I’m not saying it’s likely, but if Baylor wanted to hide Haason Reddick’s little brother, they’d probably name him Will Williams and stash him out in El Paso.
Williams, being from El Paso, is exactly the type of recruit that recruiting services are not designed to accurately rate. As Ian Boyd argues in the linked article, recruiting services (and to a large extent, CFB programs themselves) are not built to scout the entire country, so they tend to (understandably) focus on “recruiting hotbeds,” while effectively ignoring rural, hard-to-get-to locales with players who are even harder to evaluate. The downside of that approach, of course, is that you’re gonna miss that diamond if you’re digging somewhere else.
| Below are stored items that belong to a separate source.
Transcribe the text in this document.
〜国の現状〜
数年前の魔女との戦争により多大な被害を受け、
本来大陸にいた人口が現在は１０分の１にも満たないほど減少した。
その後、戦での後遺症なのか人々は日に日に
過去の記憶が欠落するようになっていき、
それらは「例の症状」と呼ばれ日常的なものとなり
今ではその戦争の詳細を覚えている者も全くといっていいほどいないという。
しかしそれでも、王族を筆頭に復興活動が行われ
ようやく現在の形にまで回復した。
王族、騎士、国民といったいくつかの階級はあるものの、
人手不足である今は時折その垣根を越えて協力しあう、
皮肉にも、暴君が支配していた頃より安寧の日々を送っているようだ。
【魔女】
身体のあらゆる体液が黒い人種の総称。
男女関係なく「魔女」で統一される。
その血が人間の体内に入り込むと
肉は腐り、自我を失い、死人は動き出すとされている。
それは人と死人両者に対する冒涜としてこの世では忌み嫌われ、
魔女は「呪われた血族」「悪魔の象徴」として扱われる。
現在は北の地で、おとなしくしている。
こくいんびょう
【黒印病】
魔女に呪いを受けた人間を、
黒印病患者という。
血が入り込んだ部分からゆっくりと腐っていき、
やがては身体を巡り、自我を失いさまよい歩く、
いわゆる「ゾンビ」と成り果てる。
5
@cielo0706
This is why Williams, despite being one of the best (if not THE best) defensive recruits Baylor has signed in the past four of five years, he was rated as a middling 3 star recruit. It is a shame for him, but a potential boon for Baylor.
Williams signed with Baylor back in December, and he committed to Baylor in June of 2018 after wowing Baylor coaches at a camp. During the signing day press conference, Rhule said that at that camp Williams was 200 lbs and ran a 4.4. Now, I automatically deduct at least 0.1 seconds from whatever a coach says about times, but even if Williams is running a 4.6 at that size, that is incredibly quick. His track times back that up, as he ran sub 23 seconds in the 200, and nearly breaking 50 seconds in the 400. Those are not crazy times by any means, but pretty good for a guy his size.
As most Baylor fans know, Matt Rhule’s Temple teams were known for their defense. In his 4 years at Temple, Rhule’s defenses were first led by Taylor Matekevich and then by eventual first round pick Haason Reddick. Reddick, despite only being 6-1 230 lbs, was a freaky versatile defensive end at Temple, rushing by OL to destroy the QB on one play and intercepting them the next:
Reddick was a particularly fun story for multiple reasons. First, he was a former walk-on. Second, he walked on as a safety, and then did not become a Defensive End (RUSH in the current parlance) until late in his Temple career. Since Rhule arrived at Baylor, many Baylor fans have thought, “If Rhule can turn a walk on safety into a first round pick, I can’t wait to see what he does with stud Texas recruits!”
Ever since Rhule got here, it’s been a common refrain for fans to wonder who is going to “fill the Reddick role.” Well, I think Baylor may have found their answer in Will Williams. Even if you’re not a “film person,” do yourself a favor and watch a minute or two of his highlights posted at the top of this piece. They are a tour de force of football skill, showing big hits, interceptions, and sound football play.
Because Williams played safety in high school, there are no highlights of him straight rushing the passer against offensive tackles. And it is possible that this article is totally foolish if Williams has no knack for beating offensive lineman and getting to the QB. But I really doubt that.
Williams’ highlights are replete with instances of him performing the variety of duties called upon to be a versatile RUSH defensive end. He’s never going to be huge, but let us not forget that Reddick was only 6-1 230 lbs. If he wanted to, I think Williams has the athleticism to play safety in the Big 12. But the best utilization of his athleticism and instincts might be to put him on the line of scrimmage.
Baylor put in some work to land Williams, with linebackers coach Mike Siravo making the trip out to El Paso in the Spring of 2017. That leg work might prove itself to have been mighty valuable, as Baylor may’ve found a piece to build around with incoming freshman Will Williams.